What McKenzie et al. 2024 do say:

"Fluid preservation, which relies on aldehyde fixation, appears to be a cost-effective method." "The use of ASC to preserve an intact pig brain was judged to have met the Brain Preservation Prize's requirement, but this same level of whole connectome preservation quality has not yet been demonstrated in a human brain."

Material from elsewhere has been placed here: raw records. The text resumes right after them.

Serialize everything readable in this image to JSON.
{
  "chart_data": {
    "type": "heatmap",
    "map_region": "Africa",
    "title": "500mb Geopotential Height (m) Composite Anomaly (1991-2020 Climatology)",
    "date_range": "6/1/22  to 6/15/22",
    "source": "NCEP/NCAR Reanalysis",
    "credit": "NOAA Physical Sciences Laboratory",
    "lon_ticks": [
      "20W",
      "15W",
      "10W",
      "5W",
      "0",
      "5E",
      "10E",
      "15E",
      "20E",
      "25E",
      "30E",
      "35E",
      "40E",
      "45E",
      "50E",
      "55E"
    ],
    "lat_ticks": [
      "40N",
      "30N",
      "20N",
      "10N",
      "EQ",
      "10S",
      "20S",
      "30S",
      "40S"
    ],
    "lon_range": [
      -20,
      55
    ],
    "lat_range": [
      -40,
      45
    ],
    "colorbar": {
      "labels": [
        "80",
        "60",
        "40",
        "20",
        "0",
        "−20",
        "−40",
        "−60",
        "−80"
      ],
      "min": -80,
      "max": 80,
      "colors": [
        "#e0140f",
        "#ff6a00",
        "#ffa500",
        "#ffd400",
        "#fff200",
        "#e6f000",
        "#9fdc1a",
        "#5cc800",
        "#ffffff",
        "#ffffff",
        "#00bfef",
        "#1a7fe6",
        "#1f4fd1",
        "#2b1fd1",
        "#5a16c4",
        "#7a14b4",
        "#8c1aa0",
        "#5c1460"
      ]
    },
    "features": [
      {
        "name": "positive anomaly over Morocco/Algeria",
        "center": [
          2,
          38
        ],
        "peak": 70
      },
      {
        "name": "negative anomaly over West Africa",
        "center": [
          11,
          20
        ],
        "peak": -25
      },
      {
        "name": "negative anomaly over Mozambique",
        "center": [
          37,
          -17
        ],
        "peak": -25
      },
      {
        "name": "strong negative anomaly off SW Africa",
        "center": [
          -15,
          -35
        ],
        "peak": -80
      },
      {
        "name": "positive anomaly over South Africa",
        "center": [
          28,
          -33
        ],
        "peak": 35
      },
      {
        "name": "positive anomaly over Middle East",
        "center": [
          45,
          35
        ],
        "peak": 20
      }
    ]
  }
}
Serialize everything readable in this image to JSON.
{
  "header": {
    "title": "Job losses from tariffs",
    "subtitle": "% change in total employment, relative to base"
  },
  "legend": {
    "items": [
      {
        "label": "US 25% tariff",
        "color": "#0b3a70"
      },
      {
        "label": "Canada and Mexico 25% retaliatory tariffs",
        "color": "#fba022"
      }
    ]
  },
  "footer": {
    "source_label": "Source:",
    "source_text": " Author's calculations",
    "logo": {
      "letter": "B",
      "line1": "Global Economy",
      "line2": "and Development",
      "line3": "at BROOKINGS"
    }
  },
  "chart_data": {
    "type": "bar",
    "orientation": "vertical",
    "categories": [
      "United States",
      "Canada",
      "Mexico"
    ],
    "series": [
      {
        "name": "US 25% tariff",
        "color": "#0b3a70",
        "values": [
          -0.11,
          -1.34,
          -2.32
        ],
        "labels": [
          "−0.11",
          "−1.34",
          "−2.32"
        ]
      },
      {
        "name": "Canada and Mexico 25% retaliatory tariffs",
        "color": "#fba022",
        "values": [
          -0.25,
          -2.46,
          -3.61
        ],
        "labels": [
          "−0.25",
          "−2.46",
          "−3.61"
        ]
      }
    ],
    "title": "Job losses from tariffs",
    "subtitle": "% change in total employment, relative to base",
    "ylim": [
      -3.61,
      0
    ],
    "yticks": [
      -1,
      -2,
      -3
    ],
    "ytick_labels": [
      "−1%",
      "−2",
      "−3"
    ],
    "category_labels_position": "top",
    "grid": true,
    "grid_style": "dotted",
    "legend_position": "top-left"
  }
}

The McKenzie paper's framing: we know ASC works in pig; we don't yet have evidence it works with human, post-mortem, under operational conditions. This is what Nectome's 2026 preprint tries to close.

6. Failure modes specific to CPA perfusion

Working through the mechanical failure tree:

  1. Global arterial block (clot, air embolism, dissection). A silent carotid block leaves external-carotid tissue (scalp) perfused so the skin looks OK. You'd only catch it on EM, not on gross inspection. Aurelia called this out specifically. This is also a reason pressure-only quality monitoring is unreliable: the pump happily pushes to the non-blocked side.
  2. Capillary-level no-reflow (the main one): ischemic capillary constriction + swelling + neutrophil plugging → CPA can't reach the tissue the capillaries feed. See 01-hemodynamics-and-capillaries.md.
  3. Osmotic capillary rupture: high-osmolarity CPA draws water out of tissue, but if done too fast, gradients burst capillary walls. Slow ramps minimize this.
  4. Overpressure barotrauma: pushing hard to overcome no-reflow ruptures small vessels; micro-hemorrhages visible on EM.
  5. Osmotic brain shrinkage → surface separation: M22 "substantial brain shrinking" can pull the brain away from arachnoid/pial attachments, rupturing bridging veins.
  6. Post-vitrification fracturing: thermal stress during cooling cracks the brain. Intermediate temperature storage (ITS) around −140 °C rather than liquid-N₂ −196 °C is the current partial mitigation.
  7. Toxicity to already-perfused tissue: M22 held at terminal concentration for too long causes cellular damage even when no ice forms (Fahy 2015 review). Cold storage immediately post-perfusion is essential.

None of #1–#3 are solved by "better CPA." Better CPA helps with #6/#7. This is the key architectural observation: the bottleneck is in the delivery physics, not the chemistry.